Over the last few years, Dr. Stephen Harnish and Dr. Darryl Nester, professors of mathematics, have discussed introducing a data analytics course or program on campus. The process sped up after Tyler Oberly, a Bluffton native and the manager of analytics for the Tampa Bay Buccaneers, spoke on campus, and the timing seemed right.
“This year we had a critical mass of students that could handle the material with their skills and talents,” said Nester. Harnish and Nester started asking fellow professors if they would be interested in developing a course. Five additional professors agreed to teach sections of the course that relate to their fields of expertise including Dr. Don Hooley, professor of math; Dr. Will Slater, professor of psychology; Dr. Jonathan Andreas, associate professor of economics; Dr. Rudi Kauffman, associate professor of restorative justice and Dr. Ross Kauffman. Each professor taught at least one week during the semester, some taught a few and others came to multiple classes just to learn more from the students and their peers.
“Essentially the faculty involved donated their time to take part in a course simply because they’re fascinated by the topic, and they wanted an opportunity to engage with students in this way,” said Ross Kauffman. “That’s a unique thing around Bluffton. We all just kind of put in a week here or a week there as it worked into our schedules.”
Because the course is experimental, students are taking it as credit/no credit. They too come from a wide variety of majors. Autumn Erb, a freshman from Findlay, Ohio, is interested in criminal justice and social work. For her final presentation, she’s analyzing the socio-economic data of teen moms.
“When everybody thinks of teenage pregnancy, they automatically think the mom didn’t do well in school or wasn’t active in high school, but my best friend was valedictorian and had a full-ride scholarship, and she was pregnant in high school,” said Erb.
Micah Hunsberger, a sophomore mathematics and information technology double major from Shipshewana, Ind., is analyzing word chains for his final project.
“I downloaded all of the seven letter words you can actually play in Scrabble based on the limitations of the tiles in the game and then calculated the maximum number of points you can get when you lay them out on the board to determine the maximum possible first move,” said Hunsberger.
By doing this project, Hunsberger has learned a lot of useful information and some random trivia. For example, “the most common first letter of a seven letter word is s, the most common second letter is e, third is a, t is fourth, i is the most common fifth, e is the most common sixth and s is the most common final letter.”

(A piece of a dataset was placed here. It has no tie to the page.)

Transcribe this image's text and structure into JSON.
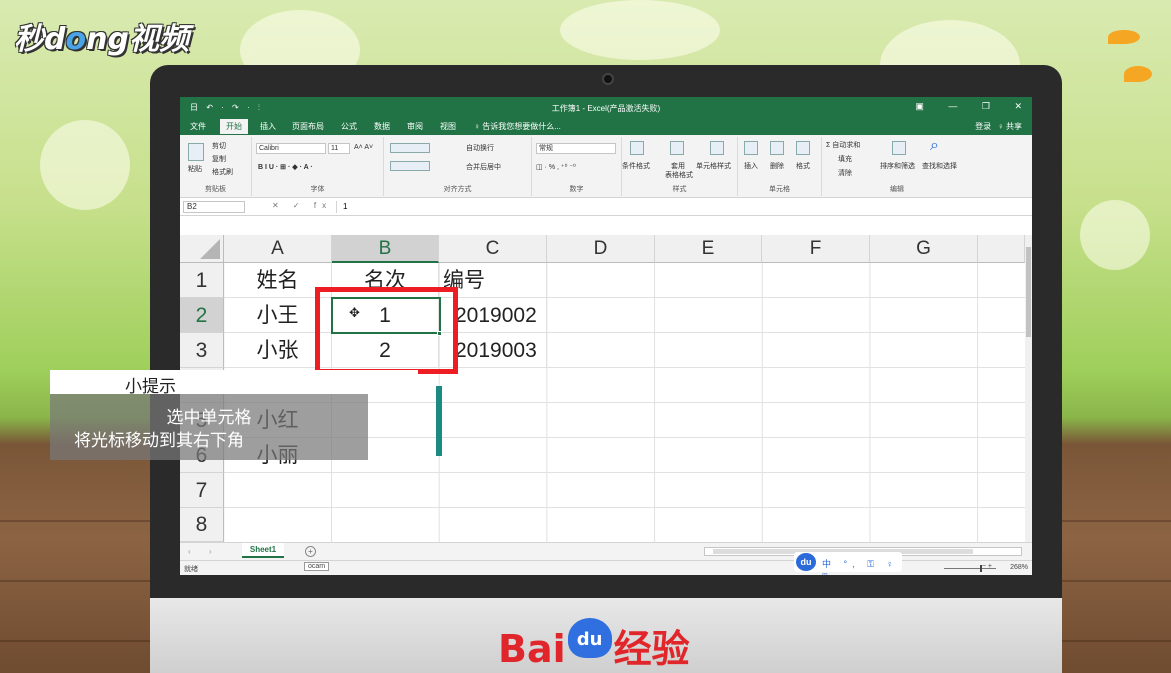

Both students say there are positives to the team teaching approach to the class. “I like it a lot,” said Erb. “It makes it a lot easier to follow this challenging material because there’s one on one learning.”
“It’s also cool because one professor will be an expert in one area and sometimes another professor will be listening and they’ll ask questions, and you kind of feel like you are learning together,” said Hunsberger.
Harnish says that style was intentional.
“We wanted it to be like a playground, like a group of people working in a sandbox together, each using our knowledge and experience to shape the development of the class while working with students who are intrigued by the topic,” said Harnish.